Het RRR deed veel marktonderzoek. Behalve een motivatie onderzoek door SMART-agent is ook onderzoek gedaan naar de tevredenheid van zowel medewerkers als patiënten. Het cliënt tevredenheidonderzoek wordt ieder kwartaal uitgevoerd en heeft stelselmatig geleid tot verbeteringen. Het ontwerp van de nieuwbouw houdt rekening met wensen van medewerkers en patiënten. Het accenten liggen op: -
de healing environment de privacy de kwaliteit variëteit van de services (maaltijden, behandelfaciliteiten en leef- en werkklimaat).
Het medewerkers tevredenheidonderzoek was positief. De gesignaleerde onvrede had vooral betrekking op de bebouwde omgeving. In het nieuwe ontwerp is daarmee rekening gehouden. Consumentenorganisaties en andere zorgaanbieders zijn geïnteresseerd in het concept van het RRR. De vragen om rondleidingen/werkbezoeken en lezingen zijn groot. Het stelt zich open op. Het RRR initieert en neemt deel in lokale netwerken die samenwerken om de cliënt vanuit zijn eigen perspectief van dienst te zijn. De zorgpaden die het consumentenplatform gepropageerd sluiten hierop naadloos aan. Naast een succesvolle record op het vlak van free publicity in dagbladen lokale bladen en RTV startte het RRR ook met advertising. De maandelijkse advertentie in de “de Oud Rotterdammer” is hiervan een succesvol voorbeeld.
16. Belanghebbenden (stakeholders) Het RRR heeft intern en externe belanghebbenden. De interne belanghebbenden zijn: - patiënten hun familieleden en mantelzorgers, - medewerkers, personeel, stagiaires en vrijwilligers, - klachtencommissie, in- en externe vertrouwenspersonen (van medewerkers en patiënten) en - de Raad van Toezicht. Daarnaast heeft het RRR ook te maken met externe belanghebbenden. Dit zijn o.a.: - Patiënten organisaties, - De Inspecties van Volksgezondheid, milieu en veiligheid en de arbeidsinspectie, - De Deelgemeente Hillegersberg-Schiebroek, - De Gemeente Rotterdam, - Openbaar vervoer, Politie, Brandweer en Ambulance diensten, - Financiers (Banken) en daaraan gerelateerde organen (WfZ, NZa), - Subsidieverstrekkers en Fondsen, - Toeleveranciers, collega zorgaanbieders, sponsors, - Universiteiten en Roc’s en - Zorgverzekeraars en het Zorgkantoor.
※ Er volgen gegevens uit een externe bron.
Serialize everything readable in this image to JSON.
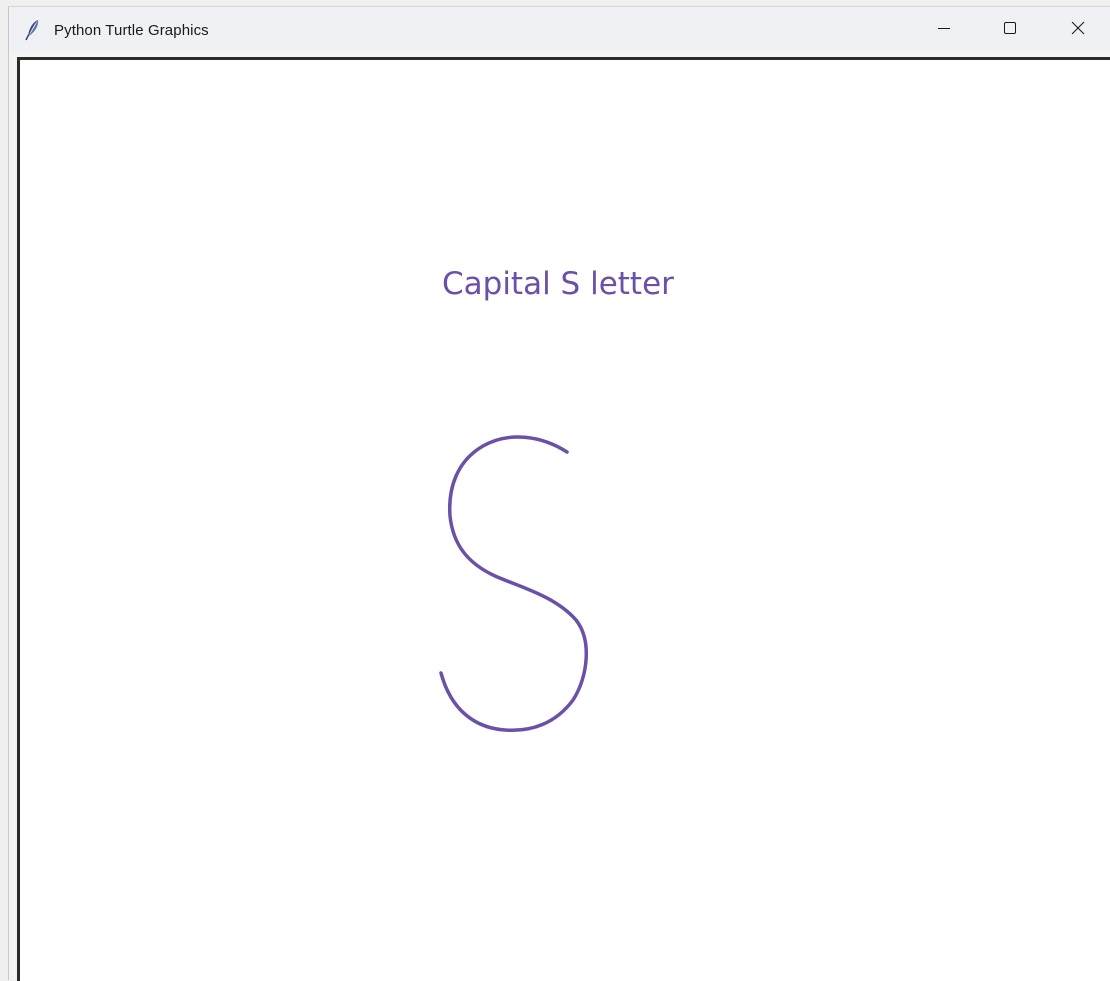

16.1 De zorgverzekeraars Sinds de invoering van de basisverzekering op 1 januari 2006 proberen de zorgverzekeraars zich te onderscheiden van de concurrenten. Door schaalvergroting is het aantal zorgverzekeraars gereduceerd. Belangrijke veranderingen die aan de inkoopzijde plaats vinden betreffen: • productfinanciering i.p.v. instellingsfinanciering • resultaatverplichting i.p.v. inspanningsverplichting • selectieve inkoop met een gedifferentieerd tarief i.p.v. administratieve contracten • ketenzorg i.p.v. geïsoleerde verstrekkingen. ACHMEA verzekert, direct of indirect, 78 % van de Rotterdamse bevolking. Een andere belangrijke ziektekostenverzekeraar is DSW. Zij hebben in de noordoost regio een marktaandeel van ruim 10%. Met beide zorgverzekeraars wil het RRR lange termijn productieafspraken maken. Op initiatief van ACHMEA stemde de koepelorganisatie van verzekeraars (Zorgverzekeraars Nederland) ermee in dat het RRR met beide verzekeraars overeenkomsten kan afsluiten die algemeen bindend zijn. Achmea en DSW hebben de intentie uitgesproken om op lange termijn complementaire productieafspraken te maken met het RRR voor de AWBZ en de ZVW.
17. Vraag en aanbod in perspectief De verwachting is dat na realisatie van de nieuwbouw de vraag naar intramurale verpleeghuiszorg sterk toeneemt. Kwaliteit, comfort en positieve publiciteit rond een nieuwe voorziening beïnvloeden de vraag positief. Op basis van het inzicht dat herstel ook op hogere leeftijd mogelijk is, zal ook de vraag naar poliklinische revalidatie toenemen. De verlaging van de leeftijdsgrens tot 60 – 65 jaar zal grote gevolgen hebben omdat er zoals al eerder is gesignaleerd 4x zoveel mensen 65+ zijn dan 80+. Nu al melden mensen zich voor revalidatie aan die woonachtig zijn in andere EU landen.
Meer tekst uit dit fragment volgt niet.